SARSA(https://en.wikipedia.org/wiki/State-Action-Reward-State-Action) stands for “State, Action, Reward, State, Action”.
The concept of SARSA is simple and effective:
The bot examines the current game state and chooses an action based on the rating. If it has no ratings yet, or some actions have identical rating, it can choose one of these at random. Note that the bot doesn’t learn anything here yet, even if the chosen action yields a reward.
The next turn is where the magic happens: In the next turn the bot examines the new game state and chooses a new action. Now the bot did not forget his previous State-Action pair and can update its rating based on the old State-Action pairs rating, the reward granted and the new rating. This establishes a connection between state-action pairs.
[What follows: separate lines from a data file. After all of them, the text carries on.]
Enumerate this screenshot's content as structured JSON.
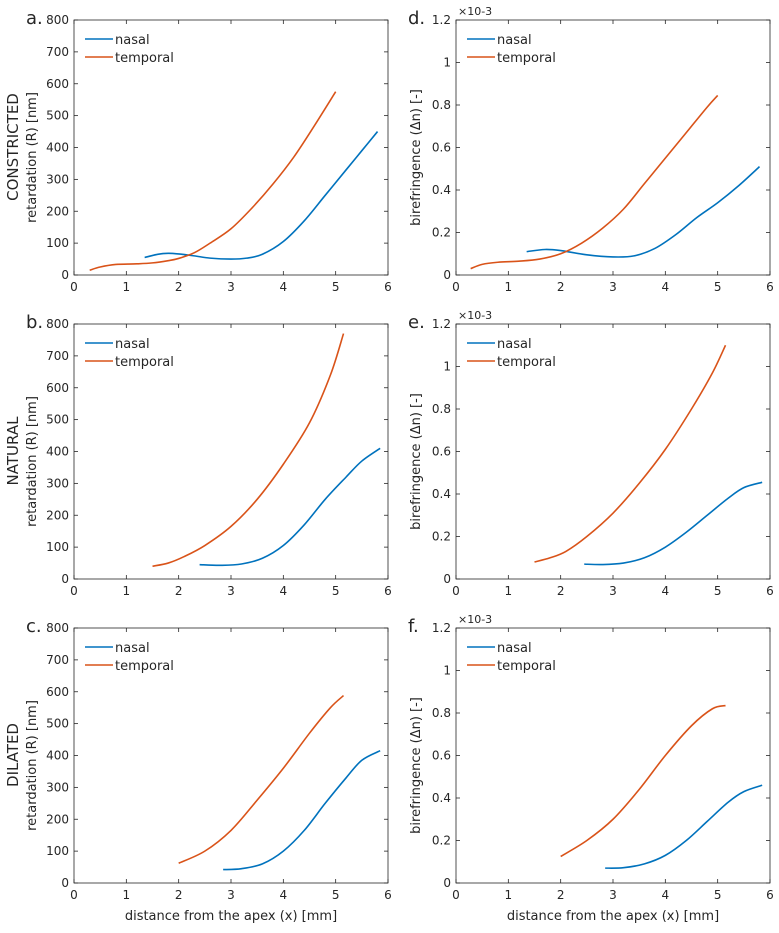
{
  "colors": {
    "nasal": "#0072BD",
    "temporal": "#D95319",
    "axis": "#262626"
  },
  "row_labels": [
    "CONSTRICTED",
    "NATURAL",
    "DILATED"
  ],
  "x_axis_label": "distance from the apex (x) [mm]",
  "chart_data": [
    {
      "id": "a",
      "panel_label": "a.",
      "type": "line",
      "row": 0,
      "col": 0,
      "ylabel": "retardation (R) [nm]",
      "xlabel": "",
      "xlim": [
        0,
        6
      ],
      "ylim": [
        0,
        800
      ],
      "xticks": [
        0,
        1,
        2,
        3,
        4,
        5,
        6
      ],
      "yticks": [
        0,
        100,
        200,
        300,
        400,
        500,
        600,
        700,
        800
      ],
      "y_multiplier": "",
      "legend": "top-left",
      "grid": false,
      "series": [
        {
          "name": "nasal",
          "x": [
            1.35,
            1.6,
            1.8,
            2.0,
            2.3,
            2.6,
            3.0,
            3.3,
            3.6,
            4.0,
            4.4,
            4.8,
            5.2,
            5.5,
            5.8
          ],
          "y": [
            55,
            65,
            68,
            66,
            60,
            53,
            50,
            53,
            65,
            105,
            170,
            250,
            330,
            390,
            450
          ]
        },
        {
          "name": "temporal",
          "x": [
            0.3,
            0.5,
            0.8,
            1.2,
            1.5,
            1.8,
            2.0,
            2.3,
            2.6,
            3.0,
            3.4,
            3.8,
            4.2,
            4.6,
            5.0
          ],
          "y": [
            15,
            25,
            33,
            35,
            38,
            45,
            52,
            70,
            100,
            145,
            210,
            285,
            370,
            470,
            575
          ]
        }
      ]
    },
    {
      "id": "b",
      "panel_label": "b.",
      "type": "line",
      "row": 1,
      "col": 0,
      "ylabel": "retardation (R) [nm]",
      "xlabel": "",
      "xlim": [
        0,
        6
      ],
      "ylim": [
        0,
        800
      ],
      "xticks": [
        0,
        1,
        2,
        3,
        4,
        5,
        6
      ],
      "yticks": [
        0,
        100,
        200,
        300,
        400,
        500,
        600,
        700,
        800
      ],
      "y_multiplier": "",
      "legend": "top-left",
      "grid": false,
      "series": [
        {
          "name": "nasal",
          "x": [
            2.4,
            2.8,
            3.2,
            3.6,
            4.0,
            4.4,
            4.8,
            5.2,
            5.5,
            5.85
          ],
          "y": [
            45,
            43,
            47,
            65,
            105,
            170,
            250,
            320,
            370,
            410
          ]
        },
        {
          "name": "temporal",
          "x": [
            1.5,
            1.8,
            2.1,
            2.5,
            3.0,
            3.5,
            4.0,
            4.5,
            4.9,
            5.15
          ],
          "y": [
            40,
            50,
            70,
            105,
            165,
            250,
            360,
            490,
            640,
            770
          ]
        }
      ]
    },
    {
      "id": "c",
      "panel_label": "c.",
      "type": "line",
      "row": 2,
      "col": 0,
      "ylabel": "retardation (R) [nm]",
      "xlabel": "distance from the apex (x) [mm]",
      "xlim": [
        0,
        6
      ],
      "ylim": [
        0,
        800
      ],
      "xticks": [
        0,
        1,
        2,
        3,
        4,
        5,
        6
      ],
      "yticks": [
        0,
        100,
        200,
        300,
        400,
        500,
        600,
        700,
        800
      ],
      "y_multiplier": "",
      "legend": "top-left",
      "grid": false,
      "series": [
        {
          "name": "nasal",
          "x": [
            2.85,
            3.2,
            3.6,
            4.0,
            4.4,
            4.8,
            5.2,
            5.5,
            5.85
          ],
          "y": [
            42,
            45,
            60,
            100,
            165,
            250,
            330,
            385,
            415
          ]
        },
        {
          "name": "temporal",
          "x": [
            2.0,
            2.5,
            3.0,
            3.5,
            4.0,
            4.5,
            4.9,
            5.15
          ],
          "y": [
            62,
            100,
            165,
            260,
            360,
            470,
            550,
            588
          ]
        }
      ]
    },
    {
      "id": "d",
      "panel_label": "d.",
      "type": "line",
      "row": 0,
      "col": 1,
      "ylabel": "birefringence (Δn) [-]",
      "xlabel": "",
      "xlim": [
        0,
        6
      ],
      "ylim": [
        0,
        1.2
      ],
      "xticks": [
        0,
        1,
        2,
        3,
        4,
        5,
        6
      ],
      "yticks": [
        0,
        0.2,
        0.4,
        0.6,
        0.8,
        1,
        1.2
      ],
      "y_multiplier": "×10-3",
      "legend": "top-left",
      "grid": false,
      "series": [
        {
          "name": "nasal",
          "x": [
            1.35,
            1.7,
            2.0,
            2.5,
            3.0,
            3.4,
            3.8,
            4.2,
            4.6,
            5.0,
            5.4,
            5.8
          ],
          "y": [
            0.11,
            0.12,
            0.115,
            0.095,
            0.085,
            0.09,
            0.125,
            0.19,
            0.27,
            0.34,
            0.42,
            0.51
          ]
        },
        {
          "name": "temporal",
          "x": [
            0.28,
            0.5,
            0.8,
            1.2,
            1.6,
            2.0,
            2.4,
            2.8,
            3.2,
            3.6,
            4.0,
            4.4,
            4.8,
            5.0
          ],
          "y": [
            0.03,
            0.05,
            0.06,
            0.065,
            0.075,
            0.1,
            0.15,
            0.22,
            0.31,
            0.43,
            0.55,
            0.67,
            0.79,
            0.845
          ]
        }
      ]
    },
    {
      "id": "e",
      "panel_label": "e.",
      "type": "line",
      "row": 1,
      "col": 1,
      "ylabel": "birefringence (Δn) [-]",
      "xlabel": "",
      "xlim": [
        0,
        6
      ],
      "ylim": [
        0,
        1.2
      ],
      "xticks": [
        0,
        1,
        2,
        3,
        4,
        5,
        6
      ],
      "yticks": [
        0,
        0.2,
        0.4,
        0.6,
        0.8,
        1,
        1.2
      ],
      "y_multiplier": "×10-3",
      "legend": "top-left",
      "grid": false,
      "series": [
        {
          "name": "nasal",
          "x": [
            2.45,
            2.8,
            3.2,
            3.6,
            4.0,
            4.4,
            4.8,
            5.2,
            5.5,
            5.85
          ],
          "y": [
            0.07,
            0.068,
            0.075,
            0.1,
            0.15,
            0.22,
            0.3,
            0.38,
            0.43,
            0.455
          ]
        },
        {
          "name": "temporal",
          "x": [
            1.5,
            1.8,
            2.1,
            2.5,
            3.0,
            3.5,
            4.0,
            4.5,
            4.9,
            5.15
          ],
          "y": [
            0.08,
            0.1,
            0.13,
            0.2,
            0.31,
            0.45,
            0.61,
            0.8,
            0.97,
            1.1
          ]
        }
      ]
    },
    {
      "id": "f",
      "panel_label": "f.",
      "type": "line",
      "row": 2,
      "col": 1,
      "ylabel": "birefringence (Δn) [-]",
      "xlabel": "distance from the apex (x) [mm]",
      "xlim": [
        0,
        6
      ],
      "ylim": [
        0,
        1.2
      ],
      "xticks": [
        0,
        1,
        2,
        3,
        4,
        5,
        6
      ],
      "yticks": [
        0,
        0.2,
        0.4,
        0.6,
        0.8,
        1,
        1.2
      ],
      "y_multiplier": "×10-3",
      "legend": "top-left",
      "grid": false,
      "series": [
        {
          "name": "nasal",
          "x": [
            2.85,
            3.2,
            3.6,
            4.0,
            4.4,
            4.8,
            5.2,
            5.5,
            5.85
          ],
          "y": [
            0.07,
            0.072,
            0.09,
            0.13,
            0.2,
            0.29,
            0.38,
            0.43,
            0.46
          ]
        },
        {
          "name": "temporal",
          "x": [
            2.0,
            2.5,
            3.0,
            3.5,
            4.0,
            4.5,
            4.9,
            5.15
          ],
          "y": [
            0.125,
            0.2,
            0.3,
            0.44,
            0.6,
            0.74,
            0.82,
            0.835
          ]
        }
      ]
    }
  ]
}
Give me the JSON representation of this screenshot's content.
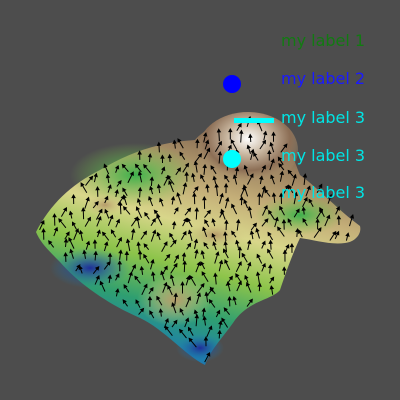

Normal Sarsa only rates one state-action pair when rewarded.
We implemented a variant called SARSA(Lambda), which remembers how relevant past state-action pairs were and updates the rating for all relevant state-action pairs.
The following image visualizes the difference in rated state-action pairs for Sarsa and Sarsa(Labmda) after receiving a reward at the star’s location:
(a) Actions taken to reach goal (b) Sarsa (c) Sarsa(Lambda)
Here are links to implementation details for SARSA and SARSA(Lambda)
Further Reading
More Machine Learning examples in games:
Killzone 3
Quakebot by Imitation
Quakebot with Evolutionary Algorithms
Closing Words
While writing this article, we noticed simulating a fight took very long. Good results require many fights. Running 1000 fights at four seconds per fight takes about an hour, an hour of waiting for results. That was quite depressing 🙁
We then optimized a bit and are now at around 100 milliseconds per fight 🙂 We might write an article on that in the future.